Establishment of Three-dimensional Full-body Musculoskeletal Model for Cycling Analysis
|關鍵字:||肌肉骨骼系統模型;腳踏車;數值最佳化;騎乘傷害;電腦模擬;室內騎乘;musculoskeletal model;bicycle;numerical optimization;cycling injuries;computer simulation;indoor cycling|
Following the rise of environmental consciousness, issues related to energy conservation and healthcare have already drawn numerous attentions. Since cycling has been proven by many studies to be feasible to reduce the risk of diabetes, high blood pressure and other cardiovascular diseases, it has become a popular exercise and been promoted by government utmostly. However, cycling injuries are common during cycling process. Former studies usually used two-dimensional model, e.g. without hip abductioin/abduction, to study cycling movements and potential injury mechanisms. Lack of hip abduction/adduction movements during cycling may not provide enough informaiton on real cycling. Therefore, the objective of this research was to develop a three-dimensional (3D) full-body musculoskeletal model for evaluating individualized cycling movements and injury risk, such as patellofemoral syndromes, and for designing new bikes.
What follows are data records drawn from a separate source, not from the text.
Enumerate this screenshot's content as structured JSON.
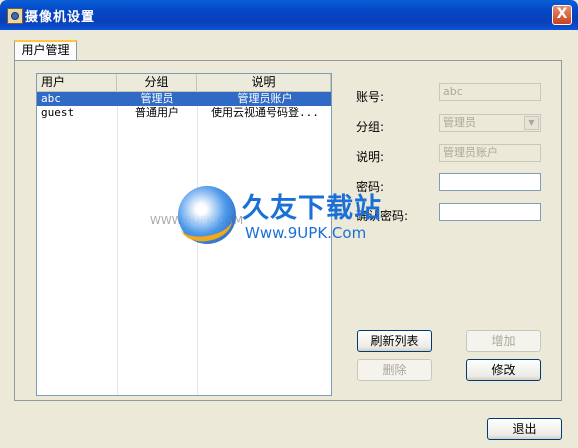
{
  "window": {
    "title": "摄像机设置",
    "close_glyph": "X"
  },
  "tabs": [
    {
      "label": "用户管理",
      "selected": true
    }
  ],
  "user_list": {
    "columns": [
      "用户",
      "分组",
      "说明"
    ],
    "rows": [
      {
        "user": "abc",
        "group": "管理员",
        "desc": "管理员账户",
        "selected": true
      },
      {
        "user": "guest",
        "group": "普通用户",
        "desc": "使用云视通号码登...",
        "selected": false
      }
    ]
  },
  "form": {
    "account_label": "账号:",
    "account_value": "abc",
    "group_label": "分组:",
    "group_value": "管理员",
    "desc_label": "说明:",
    "desc_value": "管理员账户",
    "password_label": "密码:",
    "password_value": "",
    "confirm_label": "确认密码:",
    "confirm_value": ""
  },
  "buttons": {
    "refresh": "刷新列表",
    "add": "增加",
    "delete": "删除",
    "modify": "修改",
    "exit": "退出"
  },
  "watermark": {
    "main": "久友下载站",
    "url": "Www.9UPK.Com",
    "small": "WWW.9UPK.COM"
  },
  "colors": {
    "titlebar": "#0a4fd0",
    "selection": "#316ac5",
    "face": "#ece9d8"
  }
}
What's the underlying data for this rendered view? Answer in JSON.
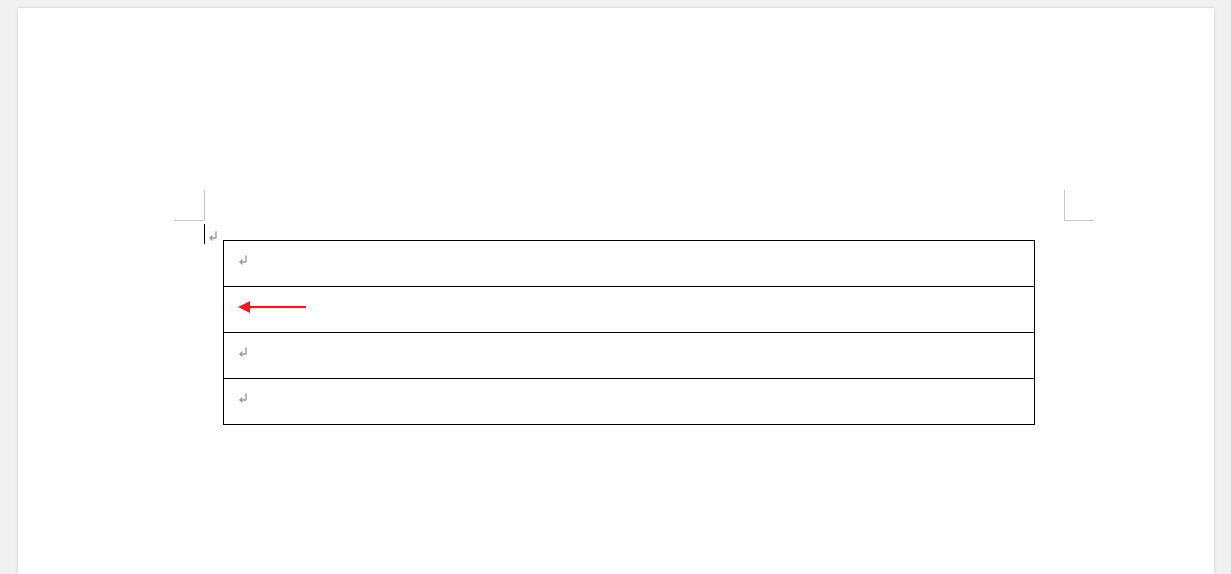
{
  "document": {
    "page_background": "#ffffff",
    "app_background": "#f0f0f0",
    "margin_guide_color": "#c8c8c8",
    "paragraph_mark_color": "#9a9a9a",
    "table": {
      "rows": 4,
      "cells": [
        {
          "content_type": "paragraph_mark"
        },
        {
          "content_type": "arrow_annotation",
          "arrow_color": "#ed1c24",
          "arrow_direction": "left"
        },
        {
          "content_type": "paragraph_mark"
        },
        {
          "content_type": "paragraph_mark"
        }
      ],
      "border_color": "#000000"
    }
  }
}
The study consists of three majoy stages: First, establishing a musculoskeletal model using a musculoskeletal simulation software and designing a marker set for cycling movement measurements; Second, acquiring human motion data, crank torque and electromyography (EMG) signals during cycling, and measuring individual anthropometry for model analysis; Third, modifying established musculoskeletal model by comparing model-predicted pedaling torque and muscle activities with experimental data of pedaling torque and EMG signals. Results showed that the EMG signals are similar to analyzed muscle activation on specific muscles. Besides, High similarity between EMG and model-predicted muscle activities was observed in tibialis anterior (TA) and biceps femoris (BF) muscles with variations between subjects, after matching the model crank torque with experiemntal measurements. Model-predicted vastus lateralis (VL), BF and TA muscle activation timing were closed to experimetnal results, while model-predicted deactivation timing of BF agreed with experimental data.. As for the proportion of activation duration in a cycle¸ model-predicted results were significantly shorter than experimental data with the highest statistical differences occurred in VL and TA (VL: p=0.03, TA: p=0.004). In conclusion, this thesis presents a three-dimensional muscluskeletal model, validated by experiment, and procedures for individualized cycling evaluation. The platform could be used to evaluate individual cycling performance and injury risk, and be employed for bike design.